9. The Post-Adoption Reports
Per Bulgaria’s Ministry of Justice requirements, adoptive parents must complete four post adoption reports to be filed at 6-, 12-, 18- and 24-months home.
Many agencies will provide these reports as part of their adoption provider services. Please inquire with your agency or home study provider about this process and the financial aspects of those services.
These reports must include your child’s developmental progress and pictures. Post-adoption reports are a serious commitment, as compliance is also required by The Hague Convention.

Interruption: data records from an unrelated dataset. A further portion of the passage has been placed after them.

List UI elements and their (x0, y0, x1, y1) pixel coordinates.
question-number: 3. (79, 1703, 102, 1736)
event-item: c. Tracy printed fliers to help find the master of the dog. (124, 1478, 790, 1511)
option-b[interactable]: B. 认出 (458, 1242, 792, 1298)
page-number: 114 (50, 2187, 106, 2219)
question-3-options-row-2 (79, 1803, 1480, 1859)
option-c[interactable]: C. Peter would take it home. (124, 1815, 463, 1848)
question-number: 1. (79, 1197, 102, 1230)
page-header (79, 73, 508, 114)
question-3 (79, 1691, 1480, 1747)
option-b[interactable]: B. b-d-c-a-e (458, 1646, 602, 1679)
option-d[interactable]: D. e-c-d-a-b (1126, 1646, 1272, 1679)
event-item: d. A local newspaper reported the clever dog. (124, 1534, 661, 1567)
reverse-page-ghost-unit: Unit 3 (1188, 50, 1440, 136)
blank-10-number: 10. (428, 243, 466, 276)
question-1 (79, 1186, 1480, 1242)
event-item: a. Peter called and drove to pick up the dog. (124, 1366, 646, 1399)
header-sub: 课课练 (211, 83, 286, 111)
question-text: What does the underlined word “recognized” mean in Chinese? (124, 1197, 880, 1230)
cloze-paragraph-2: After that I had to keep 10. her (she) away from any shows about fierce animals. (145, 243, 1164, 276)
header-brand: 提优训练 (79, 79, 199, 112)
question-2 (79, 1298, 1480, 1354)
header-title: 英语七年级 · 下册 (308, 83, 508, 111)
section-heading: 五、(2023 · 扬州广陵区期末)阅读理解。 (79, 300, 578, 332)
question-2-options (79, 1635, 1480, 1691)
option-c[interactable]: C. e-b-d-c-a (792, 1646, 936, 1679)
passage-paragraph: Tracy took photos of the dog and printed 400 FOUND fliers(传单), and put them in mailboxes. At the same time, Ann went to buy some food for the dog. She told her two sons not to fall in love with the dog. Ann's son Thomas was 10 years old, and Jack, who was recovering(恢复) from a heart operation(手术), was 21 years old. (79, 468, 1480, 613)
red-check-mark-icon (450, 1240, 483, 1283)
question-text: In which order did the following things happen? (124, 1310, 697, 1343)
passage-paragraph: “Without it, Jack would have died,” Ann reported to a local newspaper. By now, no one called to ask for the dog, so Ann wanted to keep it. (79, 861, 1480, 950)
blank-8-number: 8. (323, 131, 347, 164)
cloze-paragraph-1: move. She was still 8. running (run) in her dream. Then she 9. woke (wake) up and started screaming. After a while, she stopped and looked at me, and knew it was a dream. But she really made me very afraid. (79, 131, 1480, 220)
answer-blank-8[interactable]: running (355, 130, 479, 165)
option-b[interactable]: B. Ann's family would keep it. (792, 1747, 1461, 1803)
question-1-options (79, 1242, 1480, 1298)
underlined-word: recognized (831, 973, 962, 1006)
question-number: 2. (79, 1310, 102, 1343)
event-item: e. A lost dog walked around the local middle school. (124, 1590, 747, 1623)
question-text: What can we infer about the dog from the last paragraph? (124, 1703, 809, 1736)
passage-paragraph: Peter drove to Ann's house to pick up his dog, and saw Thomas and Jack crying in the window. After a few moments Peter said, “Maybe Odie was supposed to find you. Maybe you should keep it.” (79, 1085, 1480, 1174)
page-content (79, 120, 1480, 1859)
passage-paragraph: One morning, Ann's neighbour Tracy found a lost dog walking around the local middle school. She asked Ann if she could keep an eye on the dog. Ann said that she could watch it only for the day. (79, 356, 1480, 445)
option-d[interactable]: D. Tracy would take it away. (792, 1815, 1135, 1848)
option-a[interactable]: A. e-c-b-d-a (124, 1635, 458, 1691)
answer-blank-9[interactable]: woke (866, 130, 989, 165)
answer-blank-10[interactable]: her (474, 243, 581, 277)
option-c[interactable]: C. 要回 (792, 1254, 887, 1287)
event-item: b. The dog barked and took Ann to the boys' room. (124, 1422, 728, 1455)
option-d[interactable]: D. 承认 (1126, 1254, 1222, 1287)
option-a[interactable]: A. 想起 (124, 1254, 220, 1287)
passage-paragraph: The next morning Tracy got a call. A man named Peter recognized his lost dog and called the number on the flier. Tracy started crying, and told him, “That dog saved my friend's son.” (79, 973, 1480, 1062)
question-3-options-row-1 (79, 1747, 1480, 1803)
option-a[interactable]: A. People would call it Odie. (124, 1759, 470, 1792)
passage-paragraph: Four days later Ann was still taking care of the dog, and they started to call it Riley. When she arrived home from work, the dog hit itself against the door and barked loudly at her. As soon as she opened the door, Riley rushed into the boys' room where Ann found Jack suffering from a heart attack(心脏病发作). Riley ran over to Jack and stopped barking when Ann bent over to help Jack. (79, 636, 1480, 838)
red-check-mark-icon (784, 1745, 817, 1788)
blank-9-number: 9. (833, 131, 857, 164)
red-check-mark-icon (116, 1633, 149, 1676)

Creating a Family always urges families to comply with post-adoption requirements in a timely manner. Your cooperation contributes to the program’s stability and adds to Bulgaria’s history of positive experiences with US citizen parents.
10. The Additional Resources
- The US Department of State Intercountry Adoption from Bulgaria
- The Annual Report on Intercountry Adoption
- Creating a Family’s International Adoption Resource Page
- Agape Adoptions Bulgaria Program – a Creating a Family Education Partner
- World Links International Adoption Agency Bulgaria Program – a Creating a Family Education Partner
- Spence Chapin Services to Families and Children Bulgaria Program – a Creating a Family Partner
This information is current as of June 2021 and represents our best estimates and approximations only. Depending upon your individual circumstances, even the widest ranges can vary greatly. Please always refer back to your chosen adoption service provider for specifics regarding your process.
This information is subject to change; therefore, check with an agency approved to place from this country for the most current information.